So ist es gewesen by Natalia Ginzburg

So ist es gewesen by Natalia Ginzburg

Autor:Natalia Ginzburg [Ginzburg, Natalia]
Die sprache: deu
Format: epub
Herausgeber: Verlag Klaus Wagenbach
veröffentlicht: 2017-02-26T23:00:00+00:00


Ich wickelte ein rotes Tuch um die Lampe und ging mit dem Kind auf dem Arm auf und ab und sang. Wenn ich das Zimmer verließ, fühlte ich mich erschöpft wie nach einer langen Schlacht. Doch oft erhob sich, eine Minute nachdem ich hinausgegangen war, das schwache, gereizte Weinen in der Stille des Hauses, und ich mußte umkehren und die Kleine weiter schaukeln und weitersingen. Alberto konnte sie nicht leiden, wenn er sie auf den Arm nahm, fing sie sofort an zu schreien. Sie wollte immer zu mir und nie zu ihm. Er sagte, ich hätte sie viel zu sehr verwöhnt und einen Quälgeist aus ihr gemacht. Er war viel fort und unternahm häufig seine Reisen, und wenn er einmal zu Hause war, schloß er sich mit Augusto im Arbeitszimmer ein, und sie redeten. Doch war es mir jetzt nicht sehr wichtig zu wissen, worüber sie sprachen, ob sie über Giovanna sprachen oder über etwas anderes. Mir war wichtig, daß die Kleine aß und daß ihr Teller, auf den ein aus der Schale schlüpfendes Küken gemalt war, leer wurde. Ich erinnerte mich daran, was Alberto gesagt hatte, daß ein Kind für eine Frau und einen Mann das einzig Wichtige ist. Ich dachte, daß es für eine Frau wirklich das einzig Wichtige ist. Für einen Mann nicht. Albertos Leben war gleich geblieben nach der Geburt des Kindes, er machte die gleichen Reisen und machte die gleichen Zeichnungen in seinen Notizblock und schrieb Randnotizen in die Bücher und ging mit seinem leichten, raschen Schritt und der Zigarette zwischen den Lippen auf die Straße. Er war nie schlechter Laune wegen der Kleinen, wenn sie nicht gegessen hatte oder blaß war. Er wußte überhaupt nicht, was die Kleine aß, und hatte vielleicht nicht einmal gesehen, daß sich ihre Augenfarbe veränderte.

Ich dachte, daß ich von der Eifersucht geheilt sei und es mich nicht mehr interessierte zu wissen, ob er sich mit Giovanna traf oder nicht.

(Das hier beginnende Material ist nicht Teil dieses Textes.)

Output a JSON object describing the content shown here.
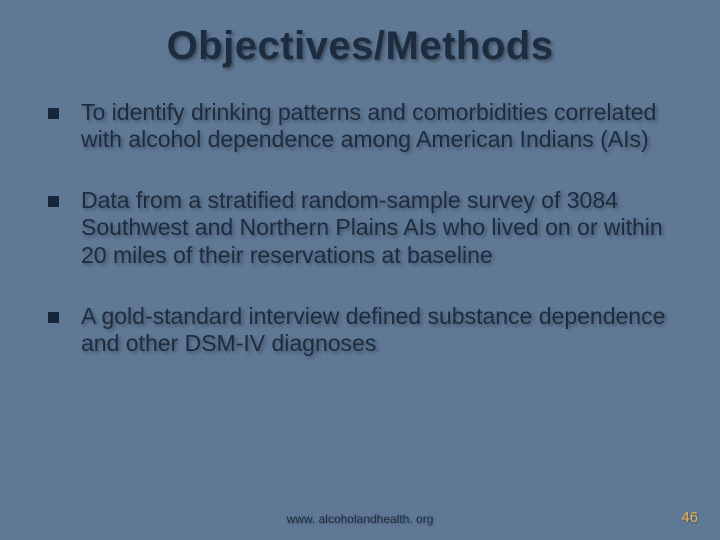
{
  "slide": {
    "background_color": "#5f7894",
    "title": "Objectives/Methods",
    "title_color": "#1d2c3f",
    "title_fontsize": 40,
    "bullet_marker_color": "#15253a",
    "bullet_text_color": "#1d2c3f",
    "bullet_fontsize": 23,
    "bullets": [
      {
        "text": "To identify drinking patterns and comorbidities correlated with alcohol dependence among American Indians (AIs)"
      },
      {
        "text": "Data from a stratified random-sample survey of 3084 Southwest and Northern Plains AIs who lived on or within 20 miles of their reservations at baseline"
      },
      {
        "text": "A gold-standard interview defined substance dependence and other DSM-IV diagnoses"
      }
    ],
    "footer_url": "www. alcoholandhealth. org",
    "footer_color": "#1d2c3f",
    "slide_number": "46",
    "slide_number_color": "#e9b24a"
  }
}
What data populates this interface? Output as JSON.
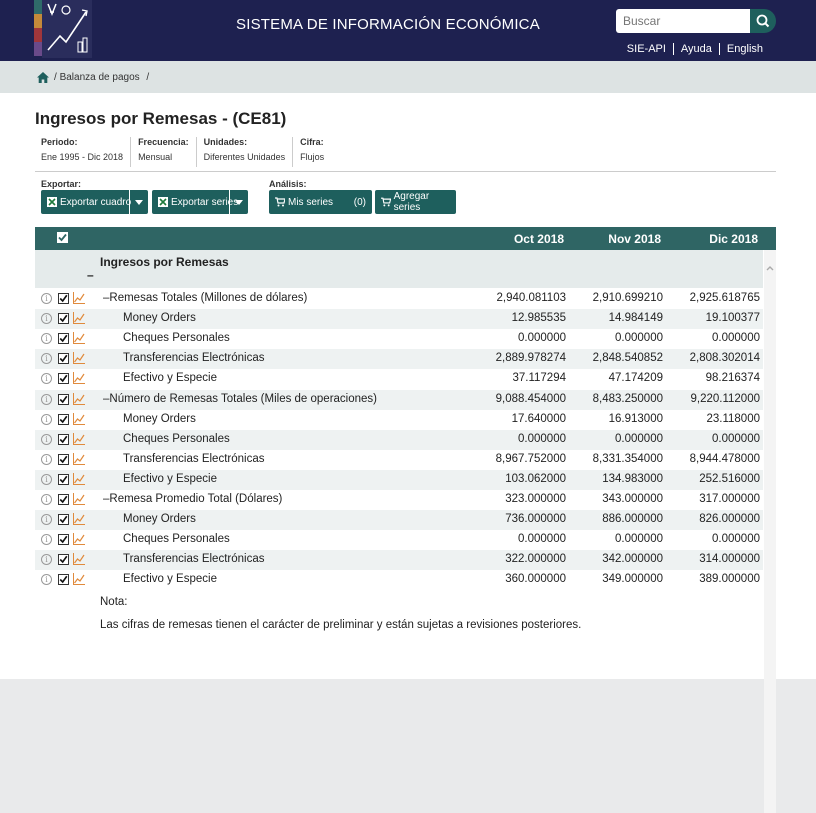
{
  "header": {
    "title": "SISTEMA DE INFORMACIÓN ECONÓMICA",
    "search_placeholder": "Buscar",
    "links": [
      "SIE-API",
      "Ayuda",
      "English"
    ]
  },
  "breadcrumb": {
    "sep": "/",
    "item": "Balanza de pagos",
    "trailing": "/"
  },
  "page": {
    "title": "Ingresos por Remesas - (CE81)",
    "meta": [
      {
        "label": "Periodo:",
        "value": "Ene 1995 - Dic 2018"
      },
      {
        "label": "Frecuencia:",
        "value": "Mensual"
      },
      {
        "label": "Unidades:",
        "value": "Diferentes Unidades"
      },
      {
        "label": "Cifra:",
        "value": "Flujos"
      }
    ]
  },
  "toolbar": {
    "export_label": "Exportar:",
    "analysis_label": "Análisis:",
    "export_table": "Exportar cuadro",
    "export_series": "Exportar series",
    "my_series": "Mis series",
    "my_series_count": "(0)",
    "add_series": "Agregar series"
  },
  "table": {
    "columns": [
      "Oct 2018",
      "Nov 2018",
      "Dic 2018"
    ],
    "group_title": "Ingresos por Remesas",
    "group_toggle": "–",
    "rows": [
      {
        "name": "Remesas Totales (Millones de dólares)",
        "level": 1,
        "values": [
          "2,940.081103",
          "2,910.699210",
          "2,925.618765"
        ]
      },
      {
        "name": "Money Orders",
        "level": 2,
        "values": [
          "12.985535",
          "14.984149",
          "19.100377"
        ]
      },
      {
        "name": "Cheques Personales",
        "level": 2,
        "values": [
          "0.000000",
          "0.000000",
          "0.000000"
        ]
      },
      {
        "name": "Transferencias Electrónicas",
        "level": 2,
        "values": [
          "2,889.978274",
          "2,848.540852",
          "2,808.302014"
        ]
      },
      {
        "name": "Efectivo y Especie",
        "level": 2,
        "values": [
          "37.117294",
          "47.174209",
          "98.216374"
        ]
      },
      {
        "name": "Número de Remesas Totales (Miles de operaciones)",
        "level": 1,
        "values": [
          "9,088.454000",
          "8,483.250000",
          "9,220.112000"
        ]
      },
      {
        "name": "Money Orders",
        "level": 2,
        "values": [
          "17.640000",
          "16.913000",
          "23.118000"
        ]
      },
      {
        "name": "Cheques Personales",
        "level": 2,
        "values": [
          "0.000000",
          "0.000000",
          "0.000000"
        ]
      },
      {
        "name": "Transferencias Electrónicas",
        "level": 2,
        "values": [
          "8,967.752000",
          "8,331.354000",
          "8,944.478000"
        ]
      },
      {
        "name": "Efectivo y Especie",
        "level": 2,
        "values": [
          "103.062000",
          "134.983000",
          "252.516000"
        ]
      },
      {
        "name": "Remesa Promedio Total (Dólares)",
        "level": 1,
        "values": [
          "323.000000",
          "343.000000",
          "317.000000"
        ]
      },
      {
        "name": "Money Orders",
        "level": 2,
        "values": [
          "736.000000",
          "886.000000",
          "826.000000"
        ]
      },
      {
        "name": "Cheques Personales",
        "level": 2,
        "values": [
          "0.000000",
          "0.000000",
          "0.000000"
        ]
      },
      {
        "name": "Transferencias Electrónicas",
        "level": 2,
        "values": [
          "322.000000",
          "342.000000",
          "314.000000"
        ]
      },
      {
        "name": "Efectivo y Especie",
        "level": 2,
        "values": [
          "360.000000",
          "349.000000",
          "389.000000"
        ]
      }
    ],
    "note_label": "Nota:",
    "note_text": "Las cifras de remesas tienen el carácter de preliminar y están sujetas a revisiones posteriores."
  },
  "colors": {
    "header_bg": "#1e2150",
    "accent": "#1e5f5d",
    "table_header": "#2f6564",
    "chart_icon": "#e08a3c"
  }
}
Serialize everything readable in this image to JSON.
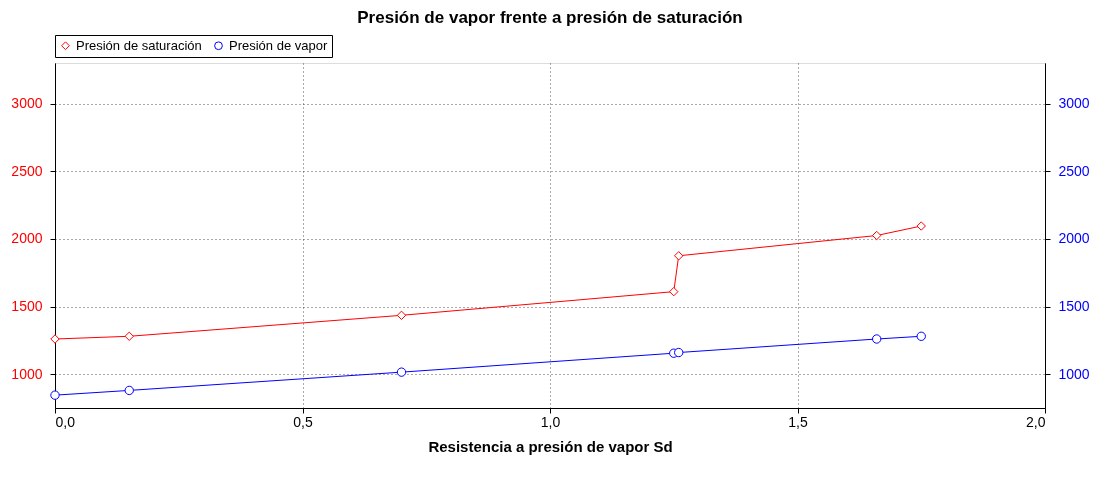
{
  "chart_data": {
    "type": "line",
    "title": "Presión de vapor frente a presión de saturación",
    "xlabel": "Resistencia a presión de vapor Sd",
    "x": [
      0.0,
      0.15,
      0.7,
      1.25,
      1.26,
      1.66,
      1.75
    ],
    "series": [
      {
        "name": "Presión de saturación",
        "color": "#ff0000",
        "marker": "diamond",
        "values": [
          1260,
          1280,
          1435,
          1610,
          1875,
          2025,
          2095
        ]
      },
      {
        "name": "Presión de vapor",
        "color": "#0000ff",
        "marker": "circle",
        "axis": "y2",
        "values": [
          845,
          880,
          1015,
          1155,
          1160,
          1260,
          1280
        ]
      }
    ],
    "xlim": [
      0,
      2
    ],
    "xticks": [
      {
        "value": 0,
        "label": "0,0"
      },
      {
        "value": 0.5,
        "label": "0,5"
      },
      {
        "value": 1,
        "label": "1,0"
      },
      {
        "value": 1.5,
        "label": "1,5"
      },
      {
        "value": 2,
        "label": "2,0"
      }
    ],
    "ylim": [
      750,
      3300
    ],
    "yticks": [
      1000,
      1500,
      2000,
      2500,
      3000
    ],
    "y2lim": [
      750,
      3300
    ],
    "y2ticks": [
      1000,
      1500,
      2000,
      2500,
      3000
    ],
    "grid": true,
    "legend": "top left",
    "line_style": "solid"
  }
}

Ich hatte jetzt das Kind mit ihm, und das genügte. Die Zeit, als ich in der Pension auf ihn wartete und zitterte, wenn ich an ihn dachte, war so fern, daß ich kaum noch glauben konnte, daß sie ein Teil meines Lebens gewesen war. Manchmal rief er mich in das Arbeitszimmer, und wir machten Liebe miteinander, doch ich lauschte immer angespannt, ob sich das schwache, gereizte Weinen im dunkeln erhob, und fragte mich gar nicht, ob ich Lust empfand oder nicht. Und er fragte mich nicht, was ich fühlte, und ich dachte jetzt, daß unsere Ehe ungefähr so war wie viele andere, weder besser noch schlechter als viele andere.

Eines Tages ging ich mit der Kleinen spazieren. Francesca hatte ihr das Kamel geschenkt, und wir führten es zum erstenmal aus. Es war sehr schön und nickte mit dem Kopf, und alle blieben stehen, um es zu betrachten. Sehr langsam kamen wir in der ruhigen, lauen Sonne voran, und ich fühlte mich sehr zufrieden, weil die Kleine den ganzen Milchkaffee getrunken und zwei Löffelbiskuit gegessen hatte. Das Kamel fiel um, und ich bückte mich, um es wieder aufzurichten, und säuberte seinen schönen roten Sattel.